A crow and mysterious welcome to the Book Blitz for The Omen of Crows Nest by Cathrina Constantine!! A book about crows, mystery, murder, and more! It sounds so good~
For today’s post I got an excerpt, teasers, a giveaway, and book/author information. Yep, full house today!
Let’s get started. YAS!
No blood. No body. No murder.
That’s what the police found after Penelope spun her bizarre tale. In a hysterical state, she said her father was butchered and eaten by a mob of birds ~ in her bedroom.
They claim she’s crazy.
That she suffers from delusions.
Penelope is dead set on proving them wrong.
After being institutionalized for eight months, Penelope is out and more determined than ever to find answers to her so-called hallucinations. With her father’s untimely disappearance, she’s convinced her family is hiding something sinister.
THE OMEN OF CROWS NEST is the latest masterpiece by the award-winning author Cathrina Constantine, and is sure to leave fans of fantasy gasping!
About the author:
I am blessed with a loving family and forever friends. My world revolves around them.
I grew up in the small village of Lancaster, NY, where I married my sweetheart. I’m devoted to raising 5 cherished children, and now my grandchildren.
I love to immerse myself in great books of every kind of genre, which helps me to write purely for entertainment, and hopefully to inspire readers. When not stationed at my computer you can find me in the woods taking long walks with my dog.
I returned to Crows Nest searching for hope, only to find ghosts.
Gone for eight months, give or take a few weeks, there had been a drastic change in the house. Perhaps, I’d overlooked the turrets I once imagined as a stairway to Heaven were scarred— like me. Cylinder peaks somewhat askew and shingles hanging in disarray correlated with my life thus far.
Some things remained the same. The worn exterior didn’t discourage flocks of birds to hover above and roost on the turrets and power lines.
Dad declared he was the cornerstone of the household, but we all knew it was Gramma. When her fancy tickled her, she told us myths and legends whence our house got its name because crows infested the land. Circling crows, like today, was an omen of death. I shivered. Heedful of that premonition all too well.
“Crows are inherently clever, intelligent,” Gramma would say, “Pay attention, they bring messages. They’re a symbol of magic, mystery, and destiny.” Her fowl wisdom had been indoctrinated in me since I toddled around the Nest.
What message are they bringing today? Welcoming or cautioning?
I should’ve carried a machete to cleave through the scrub, yellowing stalks.
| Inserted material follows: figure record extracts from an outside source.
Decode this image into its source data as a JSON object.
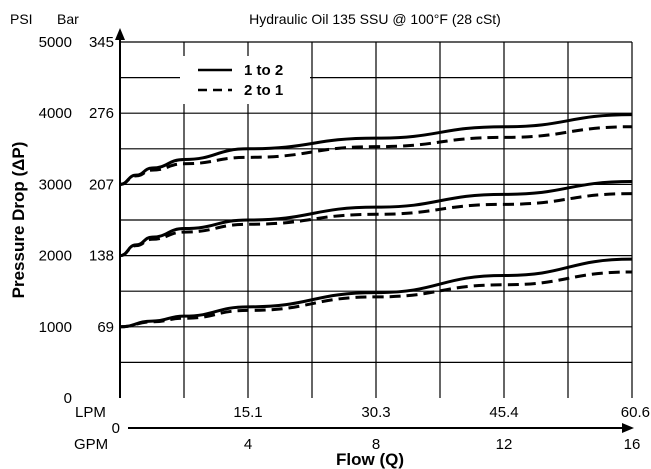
{
  "chart_data": {
    "type": "line",
    "title": "Hydraulic Oil 135 SSU @ 100°F (28 cSt)",
    "ylabel": "Pressure Drop (ΔP)",
    "xlabel": "Flow (Q)",
    "y_unit_left": "PSI",
    "y_unit_right": "Bar",
    "x_unit_top": "LPM",
    "x_unit_bottom": "GPM",
    "ylim": [
      0,
      5000
    ],
    "xlim": [
      0,
      16
    ],
    "y_ticks_psi": [
      "0",
      "1000",
      "2000",
      "3000",
      "4000",
      "5000"
    ],
    "y_ticks_bar": [
      "69",
      "138",
      "207",
      "276",
      "345"
    ],
    "x_ticks_lpm": [
      "15.1",
      "30.3",
      "45.4",
      "60.6"
    ],
    "x_ticks_gpm": [
      "0",
      "4",
      "8",
      "12",
      "16"
    ],
    "grid": true,
    "legend": {
      "position": "top-left",
      "entries": [
        {
          "label": "1 to 2",
          "style": "solid"
        },
        {
          "label": "2 to 1",
          "style": "dashed"
        }
      ]
    },
    "series": [
      {
        "group": "high",
        "style": "solid",
        "x": [
          0,
          0.5,
          1,
          2,
          4,
          8,
          12,
          16
        ],
        "y": [
          3000,
          3130,
          3230,
          3350,
          3500,
          3650,
          3810,
          3980
        ]
      },
      {
        "group": "high",
        "style": "dashed",
        "x": [
          0,
          0.5,
          1,
          2,
          4,
          8,
          12,
          16
        ],
        "y": [
          3000,
          3120,
          3200,
          3290,
          3380,
          3530,
          3660,
          3810
        ]
      },
      {
        "group": "mid",
        "style": "solid",
        "x": [
          0,
          0.5,
          1,
          2,
          4,
          8,
          12,
          16
        ],
        "y": [
          2000,
          2150,
          2260,
          2380,
          2500,
          2680,
          2860,
          3040
        ]
      },
      {
        "group": "mid",
        "style": "dashed",
        "x": [
          0,
          0.5,
          1,
          2,
          4,
          8,
          12,
          16
        ],
        "y": [
          2000,
          2140,
          2230,
          2330,
          2440,
          2580,
          2720,
          2870
        ]
      },
      {
        "group": "low",
        "style": "solid",
        "x": [
          0,
          1,
          2,
          4,
          8,
          12,
          16
        ],
        "y": [
          1000,
          1080,
          1150,
          1280,
          1480,
          1720,
          1950
        ]
      },
      {
        "group": "low",
        "style": "dashed",
        "x": [
          0,
          1,
          2,
          4,
          8,
          12,
          16
        ],
        "y": [
          1000,
          1070,
          1120,
          1230,
          1420,
          1590,
          1770
        ]
      }
    ]
  }
}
Snaking ivy coiled the pillars and canopied the second story balcony, which precariously bowed. On the long drive, Dean had informed me that the unforgiving winter had taken a toll.
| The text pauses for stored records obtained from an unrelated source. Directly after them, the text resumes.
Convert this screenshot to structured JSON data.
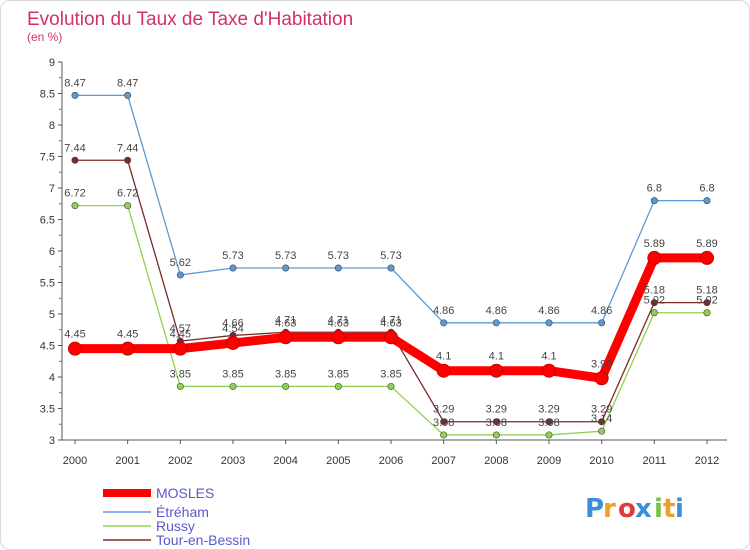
{
  "chart_data": {
    "type": "line",
    "title": "Evolution du Taux de Taxe d'Habitation",
    "subtitle": "(en %)",
    "x": [
      "2000",
      "2001",
      "2002",
      "2003",
      "2004",
      "2005",
      "2006",
      "2007",
      "2008",
      "2009",
      "2010",
      "2011",
      "2012"
    ],
    "ylim": [
      3,
      9
    ],
    "yticks": [
      "3",
      "3.5",
      "4",
      "4.5",
      "5",
      "5.5",
      "6",
      "6.5",
      "7",
      "7.5",
      "8",
      "8.5",
      "9"
    ],
    "grid": false,
    "legend_position": "bottom-left",
    "series": [
      {
        "name": "MOSLES",
        "color": "#ff0000",
        "values": [
          4.45,
          4.45,
          4.45,
          4.54,
          4.63,
          4.63,
          4.63,
          4.1,
          4.1,
          4.1,
          3.98,
          5.89,
          5.89
        ],
        "labels": [
          "4.45",
          "4.45",
          "4.45",
          "4.54",
          "4.63",
          "4.63",
          "4.63",
          "4.1",
          "4.1",
          "4.1",
          "3.98",
          "5.89",
          "5.89"
        ]
      },
      {
        "name": "Étréham",
        "color": "#5b9bd5",
        "values": [
          8.47,
          8.47,
          5.62,
          5.73,
          5.73,
          5.73,
          5.73,
          4.86,
          4.86,
          4.86,
          4.86,
          6.8,
          6.8
        ],
        "labels": [
          "8.47",
          "8.47",
          "5.62",
          "5.73",
          "5.73",
          "5.73",
          "5.73",
          "4.86",
          "4.86",
          "4.86",
          "4.86",
          "6.8",
          "6.8"
        ]
      },
      {
        "name": "Russy",
        "color": "#92d050",
        "values": [
          6.72,
          6.72,
          3.85,
          3.85,
          3.85,
          3.85,
          3.85,
          3.08,
          3.08,
          3.08,
          3.14,
          5.02,
          5.02
        ],
        "labels": [
          "6.72",
          "6.72",
          "3.85",
          "3.85",
          "3.85",
          "3.85",
          "3.85",
          "3.08",
          "3.08",
          "3.08",
          "3.14",
          "5.02",
          "5.02"
        ]
      },
      {
        "name": "Tour-en-Bessin",
        "color": "#7b2a2a",
        "values": [
          7.44,
          7.44,
          4.57,
          4.66,
          4.71,
          4.71,
          4.71,
          3.29,
          3.29,
          3.29,
          3.29,
          5.18,
          5.18
        ],
        "labels": [
          "7.44",
          "7.44",
          "4.57",
          "4.66",
          "4.71",
          "4.71",
          "4.71",
          "3.29",
          "3.29",
          "3.29",
          "3.29",
          "5.18",
          "5.18"
        ]
      }
    ]
  },
  "logo": {
    "text": "Proxiti",
    "letters": [
      "P",
      "r",
      "o",
      "x",
      "i",
      "t",
      "i"
    ],
    "colors": [
      "#3a8fd6",
      "#f0a020",
      "#e23b3b",
      "#3a8fd6",
      "#7ac142",
      "#f0a020",
      "#3a8fd6"
    ]
  }
}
My boots crunched on mulch and brittle leaves as I stepped onto the wraparound porch. It had been my responsibility to sweep it, a chore that should have been handed down to my younger siblings. The ornate beveled picture window was cracked. Something had smashed into it, creating jagged veins in the glass.
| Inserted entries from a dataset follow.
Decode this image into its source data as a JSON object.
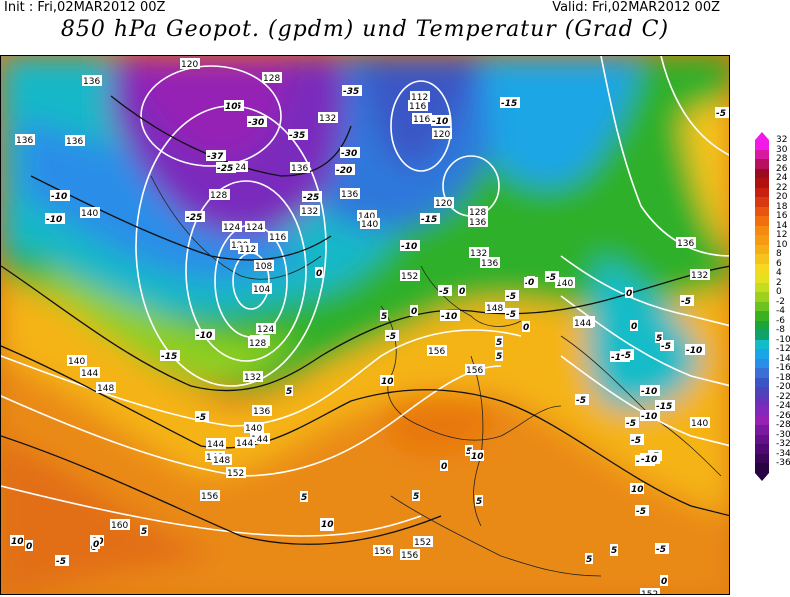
{
  "header": {
    "init": "Init : Fri,02MAR2012 00Z",
    "valid": "Valid: Fri,02MAR2012 00Z",
    "title": "850 hPa Geopot. (gpdm) und Temperatur (Grad C)"
  },
  "legend": {
    "values": [
      "32",
      "30",
      "28",
      "26",
      "24",
      "22",
      "20",
      "18",
      "16",
      "14",
      "12",
      "10",
      "8",
      "6",
      "4",
      "2",
      "0",
      "-2",
      "-4",
      "-6",
      "-8",
      "-10",
      "-12",
      "-14",
      "-16",
      "-18",
      "-20",
      "-22",
      "-24",
      "-26",
      "-28",
      "-30",
      "-32",
      "-34",
      "-36"
    ],
    "colors": [
      "#f21ae6",
      "#d81aa0",
      "#b81060",
      "#9a0a20",
      "#b01010",
      "#c82010",
      "#d83a10",
      "#e85510",
      "#f07010",
      "#f58a10",
      "#f59a12",
      "#f5ae16",
      "#f5c41c",
      "#f5d820",
      "#e5e11e",
      "#c6dc1e",
      "#9ed11f",
      "#6cc21e",
      "#3ab21f",
      "#1aa53a",
      "#11a26c",
      "#12bcc8",
      "#1aa6e6",
      "#2a8ee8",
      "#3a70d6",
      "#3a56c6",
      "#5042b8",
      "#6a32b8",
      "#8228ba",
      "#9622b5",
      "#7a18a0",
      "#641088",
      "#4e0a72",
      "#3a0658",
      "#2a0442"
    ]
  },
  "map": {
    "geopotential_labels": [
      "136",
      "120",
      "128",
      "136",
      "128",
      "132",
      "136",
      "112",
      "120",
      "116",
      "116",
      "120",
      "124",
      "128",
      "132",
      "136",
      "124",
      "128",
      "136",
      "140",
      "144",
      "140",
      "152",
      "124",
      "120",
      "112",
      "116",
      "108",
      "104",
      "124",
      "128",
      "132",
      "136",
      "140",
      "144",
      "148",
      "148",
      "152",
      "140",
      "144",
      "148",
      "156",
      "156",
      "152",
      "148",
      "144",
      "140",
      "136",
      "132",
      "136",
      "128",
      "144",
      "140",
      "136",
      "132",
      "156",
      "160",
      "156",
      "156",
      "152",
      "152",
      "144",
      "140"
    ],
    "temperature_labels": [
      "-35",
      "-30",
      "-25",
      "-35",
      "-37",
      "-35",
      "-30",
      "-25",
      "-25",
      "-20",
      "-15",
      "-10",
      "-5",
      "-10",
      "-10",
      "-15",
      "-10",
      "-5",
      "0",
      "5",
      "-10",
      "-15",
      "-5",
      "0",
      "5",
      "-5",
      "0",
      "-5",
      "-10",
      "-5",
      "0",
      "5",
      "10",
      "5",
      "0",
      "-5",
      "-10",
      "-5",
      "-10",
      "-15",
      "-10",
      "-5",
      "0",
      "5",
      "10",
      "5",
      "0",
      "-5",
      "-10",
      "-5",
      "-5",
      "-10",
      "-5",
      "-10",
      "-5",
      "-5",
      "0",
      "5",
      "10",
      "5",
      "10",
      "-5",
      "-5",
      "0",
      "5",
      "10",
      "10",
      "5",
      "0",
      "-5",
      "5",
      "0",
      "10",
      "0",
      "5",
      "-5",
      "5",
      "10"
    ]
  }
}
Planting indecisive legs at the front door, my toes grew into unyielding roots, wrestling into the tongue and groove boards. Heartier roots to replenish those that had been trimmed, uprooted, and torn to shreds.
Will my brother and sister despise me? Considering all those weeks before I was sent away, they’d never given me any reason to doubt their trust or their love. Nevertheless, in all these months, I seldom saw them. Gramma could have brainwashed them against me. She maintained that kind of authority.
I stared at the tarnished door knocker. Still scary and still life-like. A crow’s head with a gaping beak. Emotionally fraught, I turned, searching for Dean. He was body-deep in the trunk of the car grappling with my baggage.
“Need help?” I asked, voice squeaky.
He peeked his head around the car. His expressive, honey-amber eyes flashed as he flicked his arm, a signal to go in. Many nights I’d dreamt of him and those eyes. It shouldn’t be this hard. I veered to the door and thought, I’m home.